MPs on the public accounts committee have been told the current need is about $10.8 million. The office has an annual budget of about $90 million.
“We will do our best,” Hogan told MPs vetting her candidacy, “and I commit to getting information to Parliament as quickly as we can so that we can begin to see if there are any lessons learned or changes that we can make to better prepare ourselves and the government should we have to go through (a similar event) again.”
Meanwhile, there were new warnings about household debt, even though federal officials and the Bank of Canada have said the spending and credit help has put a financial floor under many Canadians to help them manage the crisis.
The head of the Canada Mortgage and Housing Corp. said Tuesday the aid has helped keep a lid on the amount of rent non-payment and mortgage deferrals.
However, CMHC president Evan Siddall also warned of the potential for arrears — a “deferral cliff,” he called it — if the economy hasn’t improved enough when payments restart in the fall.
He told the Commons finance committee that CMHC expects household debt to top 200% of disposable income by next year, up from 176% at the end of 2019.
The federal housing agency also expects average home prices to drop between nine and 18% over the coming 12 months.
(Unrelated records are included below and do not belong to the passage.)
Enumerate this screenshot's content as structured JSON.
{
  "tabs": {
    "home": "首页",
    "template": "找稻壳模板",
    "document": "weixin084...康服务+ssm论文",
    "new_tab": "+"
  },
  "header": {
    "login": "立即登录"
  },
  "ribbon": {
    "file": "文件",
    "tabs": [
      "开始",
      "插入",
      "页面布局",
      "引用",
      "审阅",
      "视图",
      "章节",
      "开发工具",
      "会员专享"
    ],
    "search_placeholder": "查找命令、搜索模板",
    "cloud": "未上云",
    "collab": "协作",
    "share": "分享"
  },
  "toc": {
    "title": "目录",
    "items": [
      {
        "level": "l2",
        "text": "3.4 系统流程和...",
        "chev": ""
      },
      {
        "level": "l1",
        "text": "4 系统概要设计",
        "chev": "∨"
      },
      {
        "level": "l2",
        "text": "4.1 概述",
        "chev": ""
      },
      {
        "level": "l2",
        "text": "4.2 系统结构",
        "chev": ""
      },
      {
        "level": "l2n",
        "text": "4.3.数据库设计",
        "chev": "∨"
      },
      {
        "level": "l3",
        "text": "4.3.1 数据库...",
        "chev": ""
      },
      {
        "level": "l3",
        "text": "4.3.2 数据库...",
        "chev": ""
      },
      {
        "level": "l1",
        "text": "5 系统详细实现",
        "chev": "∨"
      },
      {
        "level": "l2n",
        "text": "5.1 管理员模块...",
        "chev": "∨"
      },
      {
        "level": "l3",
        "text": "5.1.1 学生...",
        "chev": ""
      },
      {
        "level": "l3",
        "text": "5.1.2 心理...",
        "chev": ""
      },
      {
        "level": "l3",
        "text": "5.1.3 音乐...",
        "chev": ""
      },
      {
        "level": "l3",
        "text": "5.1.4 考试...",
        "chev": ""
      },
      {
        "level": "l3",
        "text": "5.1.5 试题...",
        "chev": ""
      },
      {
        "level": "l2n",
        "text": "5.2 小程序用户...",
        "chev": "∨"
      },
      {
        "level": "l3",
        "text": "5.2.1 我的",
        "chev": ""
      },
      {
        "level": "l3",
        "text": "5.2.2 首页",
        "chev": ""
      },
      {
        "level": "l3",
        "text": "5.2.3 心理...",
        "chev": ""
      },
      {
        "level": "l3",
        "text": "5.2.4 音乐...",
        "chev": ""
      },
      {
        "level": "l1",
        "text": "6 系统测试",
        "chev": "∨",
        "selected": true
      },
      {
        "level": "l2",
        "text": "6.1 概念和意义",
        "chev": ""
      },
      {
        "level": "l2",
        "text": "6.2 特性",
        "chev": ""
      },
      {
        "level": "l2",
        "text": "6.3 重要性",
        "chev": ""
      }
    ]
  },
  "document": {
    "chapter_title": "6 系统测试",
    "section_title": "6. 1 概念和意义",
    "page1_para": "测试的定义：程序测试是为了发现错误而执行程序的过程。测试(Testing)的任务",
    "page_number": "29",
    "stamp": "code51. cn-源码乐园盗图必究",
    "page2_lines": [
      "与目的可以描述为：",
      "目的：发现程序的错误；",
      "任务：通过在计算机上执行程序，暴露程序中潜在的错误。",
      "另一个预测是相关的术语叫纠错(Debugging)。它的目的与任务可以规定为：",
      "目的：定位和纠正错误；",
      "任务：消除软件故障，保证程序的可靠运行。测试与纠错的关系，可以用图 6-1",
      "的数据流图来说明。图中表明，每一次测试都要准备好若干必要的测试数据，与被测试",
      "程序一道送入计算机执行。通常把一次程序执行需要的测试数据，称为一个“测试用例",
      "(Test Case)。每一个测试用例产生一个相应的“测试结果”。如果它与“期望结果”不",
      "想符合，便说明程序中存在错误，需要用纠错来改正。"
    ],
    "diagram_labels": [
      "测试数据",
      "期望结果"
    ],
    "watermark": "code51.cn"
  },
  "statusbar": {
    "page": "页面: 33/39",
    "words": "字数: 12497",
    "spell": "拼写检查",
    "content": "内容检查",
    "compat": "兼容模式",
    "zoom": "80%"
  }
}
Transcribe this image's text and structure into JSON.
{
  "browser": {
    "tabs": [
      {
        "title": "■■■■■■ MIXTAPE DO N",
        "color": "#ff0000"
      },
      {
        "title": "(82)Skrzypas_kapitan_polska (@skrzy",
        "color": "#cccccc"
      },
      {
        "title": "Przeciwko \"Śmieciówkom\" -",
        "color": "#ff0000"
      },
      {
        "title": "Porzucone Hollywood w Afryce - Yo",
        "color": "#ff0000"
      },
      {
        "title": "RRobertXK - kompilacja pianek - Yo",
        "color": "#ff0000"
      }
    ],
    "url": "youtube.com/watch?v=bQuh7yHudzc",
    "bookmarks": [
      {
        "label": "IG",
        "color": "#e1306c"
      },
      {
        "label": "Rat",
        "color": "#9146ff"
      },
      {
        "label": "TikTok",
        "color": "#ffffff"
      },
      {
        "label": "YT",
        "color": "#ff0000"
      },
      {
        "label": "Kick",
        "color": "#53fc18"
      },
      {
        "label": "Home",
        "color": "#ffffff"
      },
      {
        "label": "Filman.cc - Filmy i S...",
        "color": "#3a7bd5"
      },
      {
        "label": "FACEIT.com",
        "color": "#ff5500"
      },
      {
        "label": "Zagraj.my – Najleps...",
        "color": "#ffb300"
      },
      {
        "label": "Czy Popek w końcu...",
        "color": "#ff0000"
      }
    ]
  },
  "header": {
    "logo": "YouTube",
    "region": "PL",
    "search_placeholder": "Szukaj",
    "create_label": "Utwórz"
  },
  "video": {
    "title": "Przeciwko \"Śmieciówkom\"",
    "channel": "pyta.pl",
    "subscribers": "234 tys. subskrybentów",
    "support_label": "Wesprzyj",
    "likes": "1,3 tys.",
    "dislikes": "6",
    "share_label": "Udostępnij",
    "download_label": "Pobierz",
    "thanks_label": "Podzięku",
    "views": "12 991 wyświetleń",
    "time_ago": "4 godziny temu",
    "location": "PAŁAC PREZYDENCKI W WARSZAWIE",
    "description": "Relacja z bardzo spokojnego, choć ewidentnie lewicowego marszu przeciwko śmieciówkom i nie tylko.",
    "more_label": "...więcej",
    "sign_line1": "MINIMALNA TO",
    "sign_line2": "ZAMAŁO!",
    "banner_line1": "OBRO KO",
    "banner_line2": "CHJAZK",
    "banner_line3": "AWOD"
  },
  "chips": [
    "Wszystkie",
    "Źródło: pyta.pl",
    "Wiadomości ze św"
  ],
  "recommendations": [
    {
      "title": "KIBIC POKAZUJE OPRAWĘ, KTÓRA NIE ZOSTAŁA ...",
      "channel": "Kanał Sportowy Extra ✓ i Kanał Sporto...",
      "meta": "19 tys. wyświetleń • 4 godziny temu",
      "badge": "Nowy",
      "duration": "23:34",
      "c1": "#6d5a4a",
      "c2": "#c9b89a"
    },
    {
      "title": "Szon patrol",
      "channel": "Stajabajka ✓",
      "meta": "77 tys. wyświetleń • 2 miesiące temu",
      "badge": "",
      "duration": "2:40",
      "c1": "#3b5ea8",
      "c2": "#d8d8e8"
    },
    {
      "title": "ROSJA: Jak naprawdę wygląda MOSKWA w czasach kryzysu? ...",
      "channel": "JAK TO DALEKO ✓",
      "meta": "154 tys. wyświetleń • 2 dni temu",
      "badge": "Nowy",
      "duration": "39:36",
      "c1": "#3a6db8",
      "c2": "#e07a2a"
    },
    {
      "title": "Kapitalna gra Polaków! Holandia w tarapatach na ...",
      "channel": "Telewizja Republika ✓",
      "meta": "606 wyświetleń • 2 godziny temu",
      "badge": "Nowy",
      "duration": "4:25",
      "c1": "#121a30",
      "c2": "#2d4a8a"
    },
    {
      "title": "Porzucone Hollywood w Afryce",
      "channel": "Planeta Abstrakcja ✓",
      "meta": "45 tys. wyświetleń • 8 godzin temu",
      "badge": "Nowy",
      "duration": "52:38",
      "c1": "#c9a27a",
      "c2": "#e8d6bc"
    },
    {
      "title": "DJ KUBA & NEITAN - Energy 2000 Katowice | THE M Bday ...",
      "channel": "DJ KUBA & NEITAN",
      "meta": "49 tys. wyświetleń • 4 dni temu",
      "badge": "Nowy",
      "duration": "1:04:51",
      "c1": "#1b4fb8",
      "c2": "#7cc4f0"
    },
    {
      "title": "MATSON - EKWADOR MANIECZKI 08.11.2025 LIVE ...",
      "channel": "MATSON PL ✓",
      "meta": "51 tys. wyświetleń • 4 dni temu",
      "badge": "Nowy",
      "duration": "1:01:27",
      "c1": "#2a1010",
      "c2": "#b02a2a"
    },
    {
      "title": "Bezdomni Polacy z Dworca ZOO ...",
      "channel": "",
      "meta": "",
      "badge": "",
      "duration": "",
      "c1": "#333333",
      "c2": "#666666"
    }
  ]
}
“The resulting combination of higher mortgage debt, declining house prices and increased unemployment is cause for concern for Canada’s longer-term financial stability,” Siddall said in his opening remarks, adding the agency is reviewing underwriting policies in light of the pandemic to limit excessive borrowing.
He also promised more details next week on a commercial rent assistance program, with tips for businesses on how to convince leery landlords to apply.
Also on Tuesday, the Liberals promised to deliver details soon of an expansion of a small-business loan program, responding to weeks of criticism about its design.
The program provides interest-free loans of $40,000 for eligible small businesses to cover costs like rent and utilities, with the possibility of forgiving one-quarter of the amount if it is paid off by the end of 2022.
The program has lent $24 billion, but left out companies that didn’t have traditional payrolls, such as family-run businesses that pay themselves in dividends and companies that employ only contractors.
In announcing the change, Prime Minister Justin Trudeau said the government was working on ways to provide loans to owners and entrepreneurs who use a personal account, rather than a business one, or haven’t yet filed a tax return.
The Canadian Federation of Independent Business said it was critical for the Liberals to roll out the expanded loan program quickly, because some companies have gone two months with limited help.
The group, which represents small businesses across Canada, called for more changes, including expanding the forgivable portion of the loan, to help companies cover costs if customers do not return as restrictions ease.
“With many provinces now looking towards reopening their economies, small businesses will need ongoing support to get through the months ahead,” CFIB president Dan Kelly said in a statement.
NDP small business critic Gord Johns called the change good news, but said it may be too late for small businesses “forced to close their doors permanently while they waited and waited for the government to finally step up.”